Table of Contents

Class DOCXContentTextExtractionPlugin

Namespace
FoundationaLLM.Plugins.DataPipeline.Plugins.ContentTextExtraction
Assembly
FoundationaLLM.DataPipelinePlugins.dll

Implements the DOCX Content Text Extraction Plugin.

public class DOCXContentTextExtractionPlugin : PluginBase, IContentTextExtractionPlugin
Inheritance
DOCXContentTextExtractionPlugin
Implements
Inherited Members
Extension Methods

Constructors

DOCXContentTextExtractionPlugin(Dictionary<string, object>, IPluginPackageManager, IPluginPackageManagerResolver, IServiceProvider)

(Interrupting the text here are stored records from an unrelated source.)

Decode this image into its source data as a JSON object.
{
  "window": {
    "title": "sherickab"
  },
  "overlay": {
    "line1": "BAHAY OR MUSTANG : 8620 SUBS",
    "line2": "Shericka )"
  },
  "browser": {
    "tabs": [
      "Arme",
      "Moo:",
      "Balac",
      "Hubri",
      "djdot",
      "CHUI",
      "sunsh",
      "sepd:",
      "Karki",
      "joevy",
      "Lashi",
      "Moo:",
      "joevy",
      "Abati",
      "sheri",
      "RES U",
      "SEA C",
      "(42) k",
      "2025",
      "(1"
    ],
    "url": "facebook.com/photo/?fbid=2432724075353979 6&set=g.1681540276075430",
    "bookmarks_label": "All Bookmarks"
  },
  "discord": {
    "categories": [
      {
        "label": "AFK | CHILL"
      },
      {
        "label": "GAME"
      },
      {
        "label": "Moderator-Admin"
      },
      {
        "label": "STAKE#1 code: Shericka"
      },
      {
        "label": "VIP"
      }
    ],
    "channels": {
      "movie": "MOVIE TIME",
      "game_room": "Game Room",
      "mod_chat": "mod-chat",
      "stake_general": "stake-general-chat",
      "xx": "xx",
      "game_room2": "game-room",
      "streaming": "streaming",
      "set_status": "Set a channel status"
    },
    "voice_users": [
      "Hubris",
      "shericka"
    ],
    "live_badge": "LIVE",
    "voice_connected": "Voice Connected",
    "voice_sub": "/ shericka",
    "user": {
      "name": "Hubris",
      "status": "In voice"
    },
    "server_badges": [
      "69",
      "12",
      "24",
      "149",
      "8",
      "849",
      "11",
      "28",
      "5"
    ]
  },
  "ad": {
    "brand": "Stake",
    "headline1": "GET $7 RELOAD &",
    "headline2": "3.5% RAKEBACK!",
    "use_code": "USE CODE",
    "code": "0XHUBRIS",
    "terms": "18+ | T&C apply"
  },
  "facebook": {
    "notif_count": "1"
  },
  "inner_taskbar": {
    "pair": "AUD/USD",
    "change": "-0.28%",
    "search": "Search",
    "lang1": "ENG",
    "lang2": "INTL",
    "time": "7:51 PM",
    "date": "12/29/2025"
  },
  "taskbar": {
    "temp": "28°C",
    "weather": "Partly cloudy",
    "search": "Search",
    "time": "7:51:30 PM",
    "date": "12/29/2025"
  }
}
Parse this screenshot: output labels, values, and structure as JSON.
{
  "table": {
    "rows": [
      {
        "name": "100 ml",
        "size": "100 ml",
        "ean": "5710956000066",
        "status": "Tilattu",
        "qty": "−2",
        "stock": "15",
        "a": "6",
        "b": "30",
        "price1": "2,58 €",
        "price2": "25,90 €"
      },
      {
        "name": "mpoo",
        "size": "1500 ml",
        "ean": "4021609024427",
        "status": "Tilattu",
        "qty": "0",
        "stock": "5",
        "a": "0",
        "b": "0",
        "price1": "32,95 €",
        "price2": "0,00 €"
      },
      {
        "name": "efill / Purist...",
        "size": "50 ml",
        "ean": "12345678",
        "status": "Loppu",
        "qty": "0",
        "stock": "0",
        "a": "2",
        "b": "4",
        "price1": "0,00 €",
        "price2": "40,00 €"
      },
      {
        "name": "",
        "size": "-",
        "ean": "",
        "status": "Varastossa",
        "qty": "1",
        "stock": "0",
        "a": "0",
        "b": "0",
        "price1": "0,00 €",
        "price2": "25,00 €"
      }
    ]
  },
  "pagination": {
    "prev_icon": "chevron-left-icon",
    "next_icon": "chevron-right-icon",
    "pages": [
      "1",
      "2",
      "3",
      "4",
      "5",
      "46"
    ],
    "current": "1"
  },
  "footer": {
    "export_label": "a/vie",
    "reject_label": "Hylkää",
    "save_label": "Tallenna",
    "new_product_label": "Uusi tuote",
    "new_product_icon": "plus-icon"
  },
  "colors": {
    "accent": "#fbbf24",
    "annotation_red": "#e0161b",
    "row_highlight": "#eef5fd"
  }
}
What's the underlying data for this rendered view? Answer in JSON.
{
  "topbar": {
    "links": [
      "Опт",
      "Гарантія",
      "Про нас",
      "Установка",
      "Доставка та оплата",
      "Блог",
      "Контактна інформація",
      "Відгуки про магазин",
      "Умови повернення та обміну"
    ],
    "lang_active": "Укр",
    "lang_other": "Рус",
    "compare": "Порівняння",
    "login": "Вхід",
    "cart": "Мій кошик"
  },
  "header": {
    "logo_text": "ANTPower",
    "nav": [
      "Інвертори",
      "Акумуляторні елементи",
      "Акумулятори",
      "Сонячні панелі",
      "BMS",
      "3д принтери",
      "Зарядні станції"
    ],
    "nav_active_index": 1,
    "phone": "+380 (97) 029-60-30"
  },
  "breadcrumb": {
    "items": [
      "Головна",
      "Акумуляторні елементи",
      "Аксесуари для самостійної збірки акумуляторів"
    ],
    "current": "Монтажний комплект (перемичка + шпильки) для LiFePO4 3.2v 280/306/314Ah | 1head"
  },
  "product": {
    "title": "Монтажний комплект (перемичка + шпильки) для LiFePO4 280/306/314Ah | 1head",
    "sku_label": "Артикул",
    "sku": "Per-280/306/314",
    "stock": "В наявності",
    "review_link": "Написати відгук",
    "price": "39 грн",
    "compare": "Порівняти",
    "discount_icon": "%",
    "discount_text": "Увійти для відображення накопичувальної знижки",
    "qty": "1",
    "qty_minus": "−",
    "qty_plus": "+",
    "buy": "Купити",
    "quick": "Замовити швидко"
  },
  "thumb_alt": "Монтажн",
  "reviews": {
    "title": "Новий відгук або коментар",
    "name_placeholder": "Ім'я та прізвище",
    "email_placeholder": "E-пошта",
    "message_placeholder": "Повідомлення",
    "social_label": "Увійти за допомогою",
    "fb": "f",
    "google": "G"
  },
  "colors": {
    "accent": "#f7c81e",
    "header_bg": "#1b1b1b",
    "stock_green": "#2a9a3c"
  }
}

Implements the DOCX Content Text Extraction Plugin.

public DOCXContentTextExtractionPlugin(Dictionary<string, object> pluginParameters, IPluginPackageManager packageManager, IPluginPackageManagerResolver packageManagerResolver, IServiceProvider serviceProvider)

Parameters

pluginParameters Dictionary<string, object>

The dictionary containing the plugin parameters.

packageManager IPluginPackageManager

The package manager for the plugin.

packageManagerResolver IPluginPackageManagerResolver

The package manager resolver for the plugin.

serviceProvider IServiceProvider

The service provider of the dependency injection container.

Properties

Name

protected override string Name { get; }

Property Value

string

Methods

ExtractText(BinaryData)

Extracts text from the provided raw content.

public Task<PluginResult<string>> ExtractText(BinaryData rawContent)

Parameters

rawContent BinaryData

The binary content to extract text from.

Returns

Task<PluginResult<string>>

A PluginResult<T> object with the extracted text.